Un Zidane discutido

En escasas ocasiones entiendo cuando especialistas y aficionados afirman que el DT galo está en la cuerda floja. Para el entrenador exitoso, que casi siempre va a lo suyo, mejor que le presionen, pensará sin titubear. Tres Champions consecutivas, dos ligas en la era Messi y otros tantos cetros para los madridistas hacen que la soga que le arrincona se afloje al instante. Además, basta con que pongan su cargo en la rampa de salida para que aflore el Zinedine más gestor.

Como guión de película premiada, el Real Madrid de la mano, o dicho correctamente, de la voz del francés, se aprovecha de los partidos definitorios para que su afamada casta, el tan mentado ADN blanco salga al campo junto a los jugadores y el técnico. Sin ir tan lejos, Sevilla, Borussia MG y el gran derbi ante el Atlético hacían que soplaran aires de despido en Chamartín, pero como mago de prestigio Zidane colocó las piezas adecuadas, esas que le han dado más de lo pensado. La historia, de sobra conocida y comentada.

Ahora, es cierto que no todo lo que brilla es oro. Claro que hay manchas y borrones en el camino de Zizou, cuestionables sin duda. En determinado momento un jugador no ha encajado en la propuesta del día.

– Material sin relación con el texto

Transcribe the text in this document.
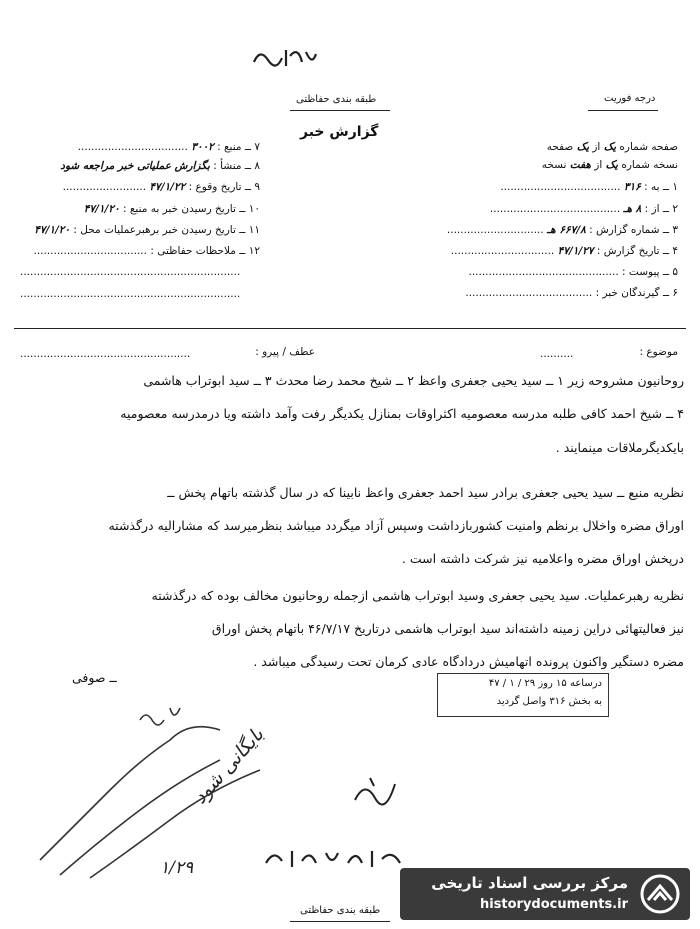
طبقه بندی حفاظتی	درجه فوریت
گزارش خبر
۷ ــ منبع : ۳۰۰۲ .................................
۸ ــ منشأ : بگزارش عملیاتی خبر مراجعه شود
۹ ــ تاریخ وقوع : ۴۷/۱/۲۲ .........................
۱۰ ــ تاریخ رسیدن خبر به منبع : ۴۷/۱/۲۰
۱۱ ــ تاریخ رسیدن خبر برهبرعملیات محل : ۴۷/۱/۲۰
۱۲ ــ ملاحظات حفاظتی : ..................................
..................................................................
..................................................................
صفحه شماره یک از یک صفحه
نسخه شماره یک از هفت نسخه
۱ ــ به : ۳۱۶ ....................................
۲ ــ از : ۸ هـ .......................................
۳ ــ شماره گزارش : ۶۶۷/۸ هـ .............................
۴ ــ تاریخ گزارش : ۴۷/۱/۲۷ ...............................
۵ ــ پیوست : .............................................
۶ ــ گیرندگان خبر : ......................................
موضوع :
..........
عطف / پیرو :
...................................................
روحانیون مشروحه زیر ۱ ــ سید یحیی جعفری واعظ ۲ ــ شیخ محمد رضا محدث ۳ ــ سید ابوتراب هاشمی
۴ ــ شیخ احمد کافی طلبه مدرسه معصومیه اکثراوقات بمنازل یکدیگر رفت وآمد داشته ویا درمدرسه معصومیه
بایکدیگرملاقات مینمایند .
نظریه منبع ــ سید یحیی جعفری برادر سید احمد جعفری واعظ نابینا که در سال گذشته باتهام پخش ــ
اوراق مضره واخلال برنظم وامنیت کشوربازداشت وسپس آزاد میگردد میباشد بنظرمیرسد که مشارالیه درگذشته
درپخش اوراق مضره واعلامیه نیز شرکت داشته است .
نظریه رهبرعملیات. سید یحیی جعفری وسید ابوتراب هاشمی ازجمله روحانیون مخالف بوده که درگذشته
نیز فعالیتهائی دراین زمینه داشته‌اند سید ابوتراب هاشمی درتاریخ ۴۶/۷/۱۷ باتهام پخش اوراق
مضره دستگیر واکنون پرونده اتهامیش دردادگاه عادی کرمان تحت رسیدگی میباشد .
ــ صوفی	درساعه ۱۵ روز ۲۹ / ۱ / ۴۷
به بخش ۳۱۶ واصل گردید
بایگانی شود
۱/۲۹
طبقه بندی حفاظتی
مرکز بررسی اسناد تاریخی
historydocuments.ir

Imposible es que tácticamente no se le recrimine algunas lecturas, antes o durante los partidos, aunque siendo sincero, pocas veces recuerdo verle desesperado, fuera de sí. El toque de la redonda no será el adecuado, no le agrada observar a sus discípulos retrocediendo más por ellos que por el rival, pero el semblante del otrora cinco merengue intenta no reflejar la inquietud que pudiese sentir.

El galo tiene sus talismanes. Sin Courtois, Ramos, Casemiro y Benzema el entrenador se siente como si le faltase un hijo. Confía en el resto, de hecho, no se cansa de expresar que sus jugadores son los mejores del mundo. Eso sí, esos caballeros son el bastión de un Zinedine convincente en su postura de cero fichaje rimbombante. De momento, el pasado y el presente le han dado la razón, amén de las debacles europeas. Jovic dejó sus goles en Frankfurt y Hazard difiere del que hizo a Bélgica un rival potente en Rusia y al Chelsea ganador de la Europa League 2019.

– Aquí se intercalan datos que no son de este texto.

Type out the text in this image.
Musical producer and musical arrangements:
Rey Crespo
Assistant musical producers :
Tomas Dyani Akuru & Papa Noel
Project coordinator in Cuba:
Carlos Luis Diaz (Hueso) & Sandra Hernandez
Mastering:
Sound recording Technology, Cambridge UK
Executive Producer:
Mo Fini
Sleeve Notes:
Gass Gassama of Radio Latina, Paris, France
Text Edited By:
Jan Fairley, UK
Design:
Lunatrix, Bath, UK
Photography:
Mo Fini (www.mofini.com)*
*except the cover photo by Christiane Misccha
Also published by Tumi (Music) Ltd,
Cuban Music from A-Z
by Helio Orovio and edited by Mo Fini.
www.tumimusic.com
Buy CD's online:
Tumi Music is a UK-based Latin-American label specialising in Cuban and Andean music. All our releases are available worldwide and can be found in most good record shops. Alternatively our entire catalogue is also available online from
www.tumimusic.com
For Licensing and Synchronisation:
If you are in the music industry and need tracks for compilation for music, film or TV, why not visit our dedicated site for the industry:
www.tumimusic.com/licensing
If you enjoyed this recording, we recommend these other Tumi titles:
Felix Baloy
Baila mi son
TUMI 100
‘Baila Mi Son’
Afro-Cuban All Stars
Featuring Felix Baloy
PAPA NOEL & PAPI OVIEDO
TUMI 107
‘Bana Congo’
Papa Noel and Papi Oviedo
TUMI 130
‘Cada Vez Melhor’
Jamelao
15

¿A qué juega el Madrid?, se preguntan muchos. Siento que Zidane lo tiene claro. Sólidos atrás, contundentes arriba. Sabe que sin Cristiano el gol no es virtud merengue, por lo que mueve a todos menos a Karim. Suele acompañarle de dos extremos punzantes, capaces en el uno contra uno y que alcancen línea de fondo para encontrar al nueve francés. Ahora, el compatriota del DT se une a la generación y eso hace que el Real domine pero a veces preocupe poco a las zagas rivales. Ahí, quizás surja la palabra capricho, de la que por cierto, también me agarro para valorarle en determinada circunstancia.

De incrédulos es creer que Zizou no comprende la necesidad de un hombre con el arco entre ceja y ceja. Sencillo, él está consiente, pero sabe que es Mbappé o nadie. Es entonces que su discurso se encamina a obviar el tema fichajes, pues sabe que lo suyo no son los números y que tras la Pandemia y la inversión en el nuevo Bernabéu las cuentas no dan. Además, volvemos al técnico aglutinador, cada mensaje de esos cala hondo en una plantilla que puede perder cualquier idea menos la fe en el mandamás.

Si volvió es porque lleva claro que tiene algo para dar. Va y la Champions no lleve nuevamente su sello, pero a sus números como entrenador se unen esos aires místicos que sólo hace soplar Zidane. Que se le discuta, se le critique, se le cuestione, comprensible y lógico. Ya él intentará responder en el rectángulo desde la banda. Por cierto, tengo el presentimiento que otro entrenador no lo estuviese haciendo mejor.